I also don't feel some of the coverage offers much benefit to us. Unemployment for example. She is currently self employed. Also I'm not on the mortgage as she purchased the house before I knew her.


----------



## marina628 (Dec 14, 2010)

It is usually cheaper to get a term policy for the mortgage payoff than go with the bank .Definitely have a new policy in place before cancelling this one.


----------



## MoneyGal (Apr 24, 2009)

Ask yourself always, who benefits if you buy this product? Answer for mortgage insurance: the bank. 

Hint: the insurance cost remains level even as your balance declines. How does that benefit you, exactly?


----------



## liquidfinance (Jan 28, 2011)

I just found this article 

http://www.thestar.com/life/homes/2007/04/22/perils_of_a_mortgage_life_policy.html

Lets just say my wife is paying around what is quoted in that article. 

I used the comparison site for a quick check. Feeling a little sick about what she has been paying now.


----------



## birdman (Feb 12, 2013)

MoneyGal said:


> Ask yourself always, who benefits if you buy this product? Answer for mortgage insurance: the bank.
> 
> Hint: the insurance cost remains level even as your balance declines. How does that benefit you, exactly?


I certainly agree with this and while I cannot comment of Mortgage Insurance, when I was in the business we tried to sell "Sickness and Accident Insurance" for loans and mortgages and the financial institution took 40%!!!! of the premium as their commission. Add on the insurance company overhead and profits and I expect they only payout 20% of the premiums collected. Not worth the risk if you can do without it and I would expect some term insurance would be cheaper.


----------



## OptsyEagle (Nov 29, 2009)

Female, age 35, non-smoker, average health, Term 10, $150,000 with Manulife = $14.48 per month. This is level insurance, and the death benefit goes directly to the beneficiary and they can decide how to deal with the mortgage.

Mortgage insurance is declining term and is a mortgage term renewable plan where the price is adjusted every time you renew the mortgage as opposed to 10 years in the term 10 above

A term 20 policy, like the above, again with Manulife is $18.95 per month.
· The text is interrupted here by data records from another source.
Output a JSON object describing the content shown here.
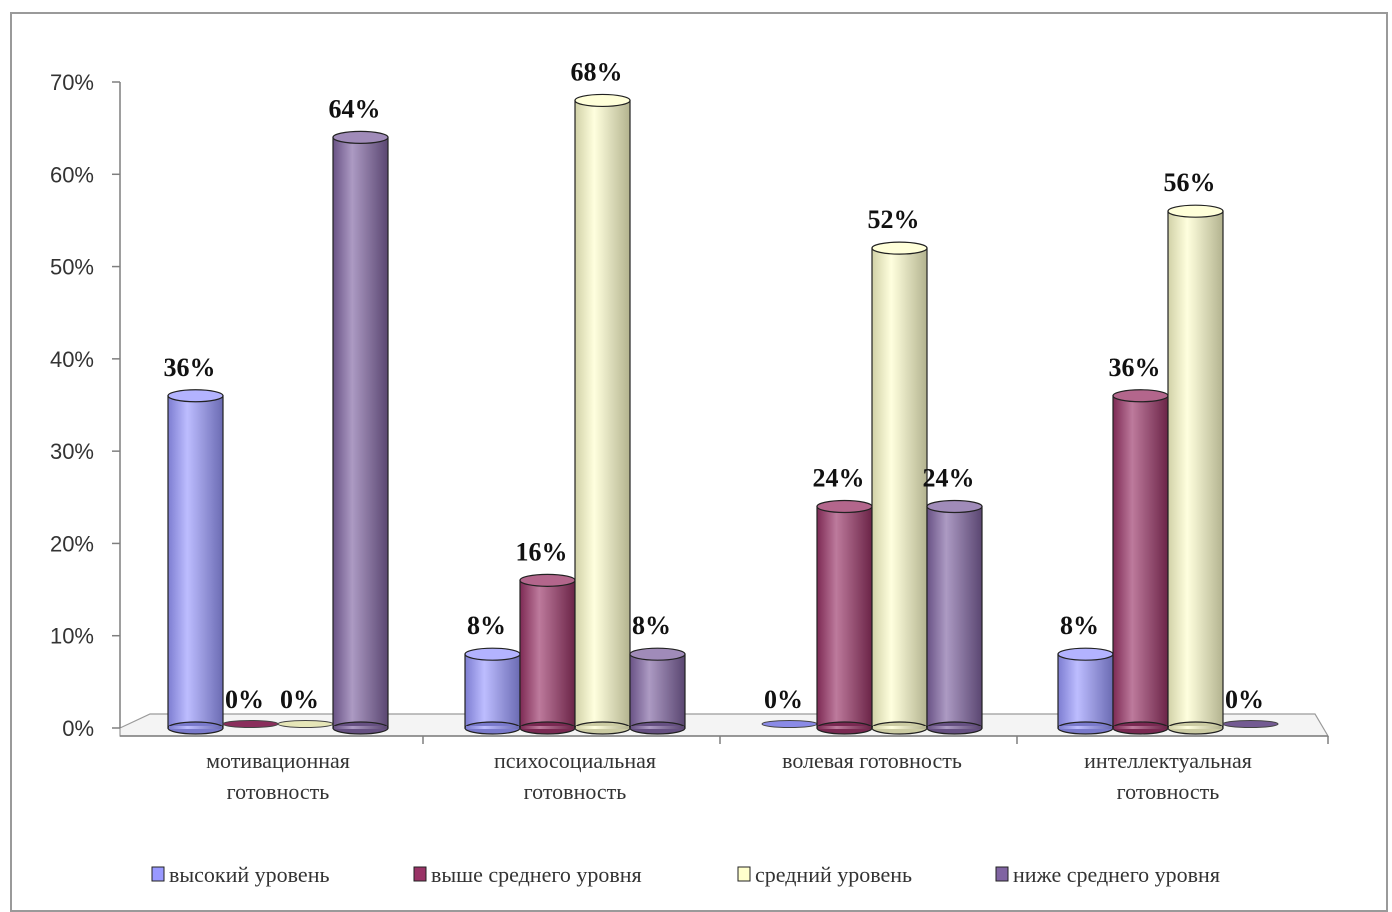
{
  "chart_data": {
    "type": "bar",
    "categories": [
      [
        "мотивационная",
        "готовность"
      ],
      [
        "психосоциальная",
        "готовность"
      ],
      [
        "волевая готовность"
      ],
      [
        "интеллектуальная",
        "готовность"
      ]
    ],
    "series": [
      {
        "name": "высокий уровень",
        "values": [
          36,
          8,
          0,
          8
        ],
        "color": "#9999ff"
      },
      {
        "name": "выше среднего уровня",
        "values": [
          0,
          16,
          24,
          36
        ],
        "color": "#993366"
      },
      {
        "name": "средний уровень",
        "values": [
          0,
          68,
          52,
          56
        ],
        "color": "#ffffcc"
      },
      {
        "name": "ниже среднего уровня",
        "values": [
          64,
          8,
          24,
          0
        ],
        "color": "#8064a2"
      }
    ],
    "data_labels": [
      [
        "36%",
        "8%",
        "0%",
        "8%"
      ],
      [
        "0%",
        "16%",
        "24%",
        "36%"
      ],
      [
        "0%",
        "68%",
        "52%",
        "56%"
      ],
      [
        "64%",
        "8%",
        "24%",
        "0%"
      ]
    ],
    "y_ticks": [
      "0%",
      "10%",
      "20%",
      "30%",
      "40%",
      "50%",
      "60%",
      "70%"
    ],
    "ylim": [
      0,
      70
    ],
    "legend_position": "bottom",
    "grid": false
  }
}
Manulife was in the lowest tier for pricing for this person, but the others are not that much higher.


----------



## off.by.10 (Mar 16, 2014)

MoneyGal said:


> Hint: the insurance cost remains level even as your balance declines. How does that benefit you, exactly?
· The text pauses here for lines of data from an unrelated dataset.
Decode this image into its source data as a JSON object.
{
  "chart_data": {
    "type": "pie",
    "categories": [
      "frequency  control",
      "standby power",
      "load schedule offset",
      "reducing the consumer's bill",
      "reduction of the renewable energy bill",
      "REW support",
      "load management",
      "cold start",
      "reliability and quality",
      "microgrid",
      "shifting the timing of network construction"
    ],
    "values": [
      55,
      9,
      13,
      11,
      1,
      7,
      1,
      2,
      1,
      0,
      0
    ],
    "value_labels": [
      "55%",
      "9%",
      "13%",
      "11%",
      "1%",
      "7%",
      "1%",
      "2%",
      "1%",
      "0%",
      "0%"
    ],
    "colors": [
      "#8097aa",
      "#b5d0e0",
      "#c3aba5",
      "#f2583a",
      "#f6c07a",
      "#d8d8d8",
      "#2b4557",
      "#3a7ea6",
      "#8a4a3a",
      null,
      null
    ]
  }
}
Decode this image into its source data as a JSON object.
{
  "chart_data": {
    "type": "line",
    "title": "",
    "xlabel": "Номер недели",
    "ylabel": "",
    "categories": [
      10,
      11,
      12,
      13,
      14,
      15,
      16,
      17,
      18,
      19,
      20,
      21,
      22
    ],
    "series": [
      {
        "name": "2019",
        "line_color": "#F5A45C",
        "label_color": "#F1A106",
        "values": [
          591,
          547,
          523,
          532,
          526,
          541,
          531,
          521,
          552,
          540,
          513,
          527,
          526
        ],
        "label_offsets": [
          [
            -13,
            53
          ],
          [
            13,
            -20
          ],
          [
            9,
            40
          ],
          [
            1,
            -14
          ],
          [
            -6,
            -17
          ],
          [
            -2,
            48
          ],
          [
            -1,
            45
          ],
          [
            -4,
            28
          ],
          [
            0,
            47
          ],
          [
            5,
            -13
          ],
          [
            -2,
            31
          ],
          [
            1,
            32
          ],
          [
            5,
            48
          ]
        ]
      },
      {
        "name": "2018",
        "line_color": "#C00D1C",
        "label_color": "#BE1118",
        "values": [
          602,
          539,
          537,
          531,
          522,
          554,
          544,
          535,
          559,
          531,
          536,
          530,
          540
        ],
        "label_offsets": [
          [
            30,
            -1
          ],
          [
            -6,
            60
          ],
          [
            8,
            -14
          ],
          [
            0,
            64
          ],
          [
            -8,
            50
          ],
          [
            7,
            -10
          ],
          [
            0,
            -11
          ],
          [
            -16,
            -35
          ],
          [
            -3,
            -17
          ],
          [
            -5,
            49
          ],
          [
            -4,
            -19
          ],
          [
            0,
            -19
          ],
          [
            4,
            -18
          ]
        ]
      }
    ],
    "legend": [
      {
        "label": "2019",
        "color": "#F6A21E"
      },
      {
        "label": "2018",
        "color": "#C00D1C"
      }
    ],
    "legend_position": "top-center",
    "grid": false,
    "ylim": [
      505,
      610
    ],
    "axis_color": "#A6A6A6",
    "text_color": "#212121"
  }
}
Not all do. Ours is simply a % added to the interest rate (0.42 IIRC and it includes some disability coverage) so it goes down with the balance. Still probably won't renew it as our situation has changed and it no longer fits our needs.


----------



## Feruk (Aug 15, 2012)

liquidfinance said:


> How much should you typically be paying for this?


$0


----------



## My Own Advisor (Sep 24, 2012)

Agreed with Feruk. Don't buy mortgage insurance. Buy a term life policy instead. Check this out:
http://www.myownadvisor.ca/mortgage-insurance-doesnt-work-everyone/


----------



## uptoolate (Oct 9, 2011)

Feruk said:


> $0


yes


----------